Project reference: 1812
The aim of this project is to explore the effects of upcoming novel hardware, such as NVRAM, on HPC job scheduling. By adapting a workload simulator that is being developed at EPCC to model new hardware, and by using traces of real workloads from HPC systems, we aim to see what the impact of adding such new hardware has on the efficiency of the system with respect to latency and throughput for single and workflow jobs.
A map of scheduled jobs showing data dependencies
between them – looking for methods of scheduling these
efficiently is one task of this project.
Project Mentor: Dr. Nick Johnson
Project Co-mentor: Manos Farsarakis
Site Co-ordinator: Ben Morse
The student will learn about different HPC scheduling algorithms, how they interact with the components of a modern HPC system and how upcoming hardware might change the implications of some scheduling assumptions. The student will also learn and develop skills in C++ programming, GNU/Linux and general software engineering.
Student Prerequisites (compulsory):
Some knowledge of C++ including compiling and debugging (using a debugger); general software engineering including version control using git; familiarity with HPC terminology and modern HPC technology.
Student Prerequisites (desirable):
Knowledge of job scheduling algorithms.
Nothing specific, but general materials on git/C++ from the web should be read to be up to date prior to arrival.
The first two weeks will be spent in the training session and then getting set up with tools (laptop etc.) and learning the code from the mentors. By learning the code, a plan for work will be devised based on what the student wants to do (implementation or algorithm development, software engineering) in the subsequent weeks and the required order (some tasks may require engineering before work can begin). The remaining weeks will be spent on the work, working alongside the mentors before writing up in week 8 and giving a group talk on the project.

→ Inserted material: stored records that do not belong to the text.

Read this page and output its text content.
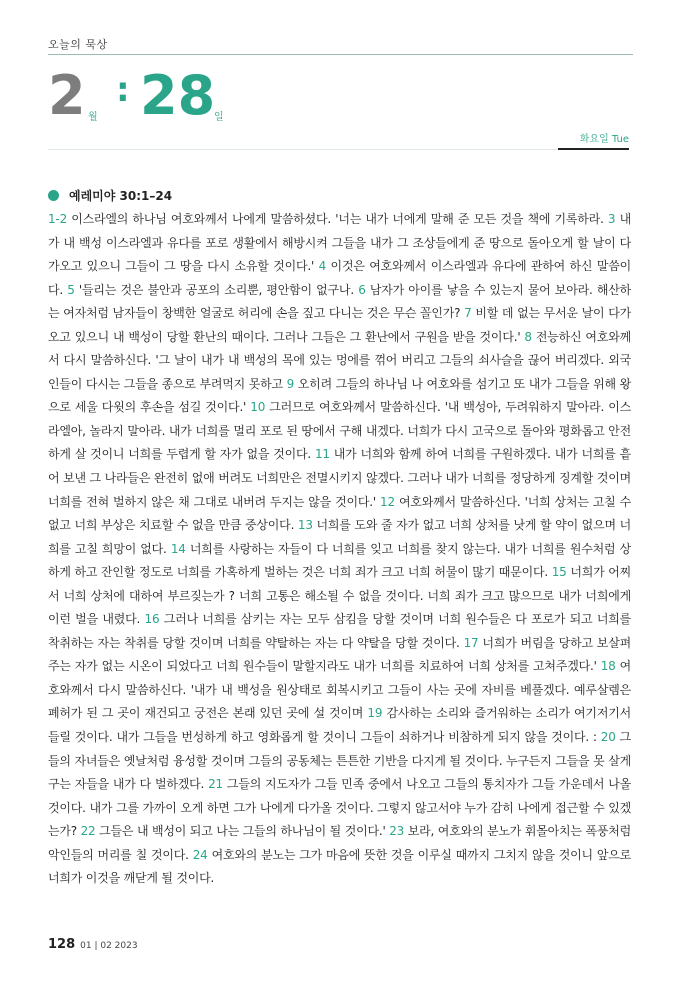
오늘의 묵상
2 월
: 28
일
화요일 Tue
예레미야 30:1–24
1-2 이스라엘의 하나님 여호와께서 나에게 말씀하셨다. '너는 내가 너에게 말해 준 모든 것을 책에 기록하라. 3 내가 내 백성 이스라엘과 유다를 포로 생활에서 해방시켜 그들을 내가 그 조상들에게 준 땅으로 돌아오게 할 날이 다가오고 있으니 그들이 그 땅을 다시 소유할 것이다.' 4 이것은 여호와께서 이스라엘과 유다에 관하여 하신 말씀이다. 5 '들리는 것은 불안과 공포의 소리뿐, 평안함이 없구나. 6 남자가 아이를 낳을 수 있는지 물어 보아라. 해산하는 여자처럼 남자들이 창백한 얼굴로 허리에 손을 짚고 다니는 것은 무슨 꼴인가? 7 비할 데 없는 무서운 날이 다가오고 있으니 내 백성이 당할 환난의 때이다. 그러나 그들은 그 환난에서 구원을 받을 것이다.' 8 전능하신 여호와께서 다시 말씀하신다. '그 날이 내가 내 백성의 목에 있는 멍에를 꺾어 버리고 그들의 쇠사슬을 끊어 버리겠다. 외국인들이 다시는 그들을 종으로 부려먹지 못하고 9 오히려 그들의 하나님 나 여호와를 섬기고 또 내가 그들을 위해 왕으로 세울 다윗의 후손을 섬길 것이다.' 10 그러므로 여호와께서 말씀하신다. '내 백성아, 두려워하지 말아라. 이스라엘아, 놀라지 말아라. 내가 너희를 멀리 포로 된 땅에서 구해 내겠다. 너희가 다시 고국으로 돌아와 평화롭고 안전하게 살 것이니 너희를 두렵게 할 자가 없을 것이다. 11 내가 너희와 함께 하여 너희를 구원하겠다. 내가 너희를 흩어 보낸 그 나라들은 완전히 없애 버려도 너희만은 전멸시키지 않겠다. 그러나 내가 너희를 정당하게 징계할 것이며 너희를 전혀 벌하지 않은 채 그대로 내버려 두지는 않을 것이다.' 12 여호와께서 말씀하신다. '너희 상처는 고칠 수 없고 너희 부상은 치료할 수 없을 만큼 중상이다. 13 너희를 도와 줄 자가 없고 너희 상처를 낫게 할 약이 없으며 너희를 고칠 희망이 없다. 14 너희를 사랑하는 자들이 다 너희를 잊고 너희를 찾지 않는다. 내가 너희를 원수처럼 상하게 하고 잔인할 정도로 너희를 가혹하게 벌하는 것은 너희 죄가 크고 너희 허물이 많기 때문이다. 15 너희가 어찌서 너희 상처에 대하여 부르짖는가 ? 너희 고통은 해소될 수 없을 것이다. 너희 죄가 크고 많으므로 내가 너희에게 이런 벌을 내렸다. 16 그러나 너희를 삼키는 자는 모두 삼킴을 당할 것이며 너희 원수들은 다 포로가 되고 너희를 착취하는 자는 착취를 당할 것이며 너희를 약탈하는 자는 다 약탈을 당할 것이다. 17 너희가 버림을 당하고 보살펴 주는 자가 없는 시온이 되었다고 너희 원수들이 말할지라도 내가 너희를 치료하여 너희 상처를 고쳐주겠다.' 18 여호와께서 다시 말씀하신다. '내가 내 백성을 원상태로 회복시키고 그들이 사는 곳에 자비를 베풀겠다. 예루살렘은 폐허가 된 그 곳이 재건되고 궁전은 본래 있던 곳에 설 것이며 19 감사하는 소리와 즐거워하는 소리가 여기저기서 들릴 것이다. 내가 그들을 번성하게 하고 영화롭게 할 것이니 그들이 쇠하거나 비참하게 되지 않을 것이다. : 20 그들의 자녀들은 옛날처럼 융성할 것이며 그들의 공동체는 튼튼한 기반을 다지게 될 것이다. 누구든지 그들을 못 살게 구는 자들을 내가 다 벌하겠다. 21 그들의 지도자가 그들 민족 중에서 나오고 그들의 통치자가 그들 가운데서 나올 것이다. 내가 그를 가까이 오게 하면 그가 나에게 다가올 것이다. 그렇지 않고서야 누가 감히 나에게 접근할 수 있겠는가? 22 그들은 내 백성이 되고 나는 그들의 하나님이 될 것이다.' 23 보라, 여호와의 분노가 휘몰아치는 폭풍처럼 악인들의 머리를 칠 것이다. 24 여호와의 분노는 그가 마음에 뜻한 것을 이루실 때까지 그치지 않을 것이니 앞으로 너희가 이것을 깨닫게 될 것이다.
128 01 | 02 2023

Final Product Description:
- A study of the impacts of new types of hardware on the efficiency of scheduling systems for HPC;
- Improved simulator code (better featured, fewer bugs, more performance);
- Additional algorithms (or tweaked algorithms) implemented.
Adapting the Project: Increasing the Difficulty:
The number, complexity and features of the algorithms could be increased to make the project more difficult.
Adapting the Project: Decreasing the Difficulty
To decrease the difficulty, the student could work on a more straight-forward implementation of scheduling algorithms; improving the speed of the simulator.
The student will require access to a laptop, the existing simulator code and input data. All of which will be provided by the host.